You have to classify your goods and services according to five different tax rates – 0%, 5%, 12%, 18%, and 28%.

  1. Invoice Format

To supply goods or services to a GST-registered person or business, you have to change your invoice format for accommodating the changes. The following changes are the most glaring:

  1. Serial numbers must be consecutive and unique for every financial year.
  2. In case you supply goods or services worth INR 50,000 or more to a GST-unregistered person or business, you have to mention the State Name and Code on the invoice.
  3. The taxable amount is the amount that is on paper after all applicable discounts.
  4. The invoice must contain HSN Code (for goods) or Accounting Code (for services).
  5. Invoice Time-Limit

If you are a service provider, you have to raise an invoice within thirty days of providing the service. If, however, you are a goods-provider, then you must prepare the invoice as soon as the goods leave your premises.

  1. Book-Keeping

According to GST regulations, you need to maintain the following books at your business-place:

  1. Goods manufactured
  2. Inbound and outbound goods supply
  3. Stock register
  4. Input Tax Credit File
  5. Output Tax Paid and Payable
  6. Auditing Requirements

If your business exceeds an annual turnover of INR 1 crore, you have to rope in a Chartered Accountant or Cost Accountant to audit your accounts. You have to attach the audit report with the GST returns during filing.

  1. Interstate and Intrastate Tax Treatment

The tax treatment of interstate goods or services is different from the tax rate of interstate goods or services’ sales or purchases. As a rule, you must keep separate records for CGST, SGST, and IGST.

  1. Inventory Valuation

Under GST, you cannot add the refundable taxes to your total cost of goods or services. Hence, you have to consider it to be a part of your assets and not expenses.

Maintaining the Electronic Ledger

When you register for paying GST, you will automatically get the following three ledgers:

  1. Cash Ledger

The cash ledger is used to store your money and pay to the Government. It maintains a record of the available cash and the payments you have made so far.

  1. Credit Ledger

This ledger will contain all details of Input Tax Credits as received by you on account of CGST, SGST, and IGST. You may use the amount for paying taxes but not interest or penalty.

  1. Liability Ledger

It shows the amount you owe after all deductions.

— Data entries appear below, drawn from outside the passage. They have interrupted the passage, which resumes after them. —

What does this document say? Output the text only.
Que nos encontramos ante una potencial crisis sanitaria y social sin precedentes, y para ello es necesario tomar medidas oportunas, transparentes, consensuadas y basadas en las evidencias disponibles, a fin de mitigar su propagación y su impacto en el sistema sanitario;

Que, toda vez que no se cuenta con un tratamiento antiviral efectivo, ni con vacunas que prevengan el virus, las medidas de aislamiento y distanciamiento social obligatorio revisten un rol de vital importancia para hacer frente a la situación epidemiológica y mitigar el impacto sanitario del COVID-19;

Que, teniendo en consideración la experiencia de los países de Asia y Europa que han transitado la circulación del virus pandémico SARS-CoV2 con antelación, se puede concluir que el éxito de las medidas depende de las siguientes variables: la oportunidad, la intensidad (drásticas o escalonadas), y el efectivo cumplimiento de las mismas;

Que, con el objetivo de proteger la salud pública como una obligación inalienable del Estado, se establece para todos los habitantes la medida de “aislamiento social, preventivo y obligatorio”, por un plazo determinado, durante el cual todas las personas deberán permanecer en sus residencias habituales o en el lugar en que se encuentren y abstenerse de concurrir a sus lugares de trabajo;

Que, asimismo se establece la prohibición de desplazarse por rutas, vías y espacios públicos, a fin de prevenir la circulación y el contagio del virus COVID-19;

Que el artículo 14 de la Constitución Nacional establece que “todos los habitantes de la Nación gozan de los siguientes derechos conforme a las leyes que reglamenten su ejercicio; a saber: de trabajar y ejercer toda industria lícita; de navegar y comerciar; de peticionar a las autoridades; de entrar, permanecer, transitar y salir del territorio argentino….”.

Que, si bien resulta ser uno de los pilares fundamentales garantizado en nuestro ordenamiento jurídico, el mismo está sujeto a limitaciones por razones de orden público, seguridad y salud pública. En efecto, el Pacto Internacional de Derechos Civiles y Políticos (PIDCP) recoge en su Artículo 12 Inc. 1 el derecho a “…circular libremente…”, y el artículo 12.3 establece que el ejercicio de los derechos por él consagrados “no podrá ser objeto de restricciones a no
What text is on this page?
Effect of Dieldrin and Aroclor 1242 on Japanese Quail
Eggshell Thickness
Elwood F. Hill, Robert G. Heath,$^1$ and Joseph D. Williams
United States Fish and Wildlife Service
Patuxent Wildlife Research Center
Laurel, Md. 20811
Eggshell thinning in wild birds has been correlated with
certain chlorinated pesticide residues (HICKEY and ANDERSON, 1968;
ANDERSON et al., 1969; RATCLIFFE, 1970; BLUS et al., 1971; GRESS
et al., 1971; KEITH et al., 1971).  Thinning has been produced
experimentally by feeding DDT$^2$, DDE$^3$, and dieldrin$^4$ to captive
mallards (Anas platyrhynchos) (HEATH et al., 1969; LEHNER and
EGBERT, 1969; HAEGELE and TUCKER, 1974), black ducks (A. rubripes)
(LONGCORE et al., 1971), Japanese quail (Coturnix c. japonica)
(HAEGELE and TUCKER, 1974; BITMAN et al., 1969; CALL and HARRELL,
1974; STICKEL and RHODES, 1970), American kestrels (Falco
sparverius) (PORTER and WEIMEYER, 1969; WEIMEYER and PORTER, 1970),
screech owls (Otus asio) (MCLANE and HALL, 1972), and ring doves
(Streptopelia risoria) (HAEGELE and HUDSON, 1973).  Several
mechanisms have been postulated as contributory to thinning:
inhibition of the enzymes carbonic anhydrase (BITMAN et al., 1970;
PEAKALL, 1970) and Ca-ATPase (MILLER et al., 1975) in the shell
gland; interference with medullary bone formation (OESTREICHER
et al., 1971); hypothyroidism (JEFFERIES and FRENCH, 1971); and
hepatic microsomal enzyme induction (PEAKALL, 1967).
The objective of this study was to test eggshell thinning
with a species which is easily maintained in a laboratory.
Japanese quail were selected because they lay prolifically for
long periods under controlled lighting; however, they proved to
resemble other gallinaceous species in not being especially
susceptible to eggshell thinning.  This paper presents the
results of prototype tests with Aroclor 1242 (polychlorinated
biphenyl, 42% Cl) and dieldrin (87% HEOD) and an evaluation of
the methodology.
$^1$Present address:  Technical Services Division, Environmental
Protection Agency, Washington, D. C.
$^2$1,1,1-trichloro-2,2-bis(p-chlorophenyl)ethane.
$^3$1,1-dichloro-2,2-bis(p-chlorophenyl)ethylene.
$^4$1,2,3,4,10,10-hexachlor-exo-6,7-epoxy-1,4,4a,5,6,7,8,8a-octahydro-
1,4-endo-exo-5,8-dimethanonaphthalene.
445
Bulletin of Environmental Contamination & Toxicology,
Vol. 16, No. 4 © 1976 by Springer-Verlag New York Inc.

How Long Should You Keep the GST Records?

According to the GST Act, you must maintain GST records for 6 years from the date of filing the returns. For example, if you filed GST returns on 31st December 2019, you have to retain the records till 31st December 2025.

What is the Best Way to Manage Your GST Records Properly?

Keeping GST records is an elaborate and specialised task. A lightweight and online GST software can handle it smoothly and perfectly. Compare a few online software and choose the one that is cost-effective, fast, and reliable.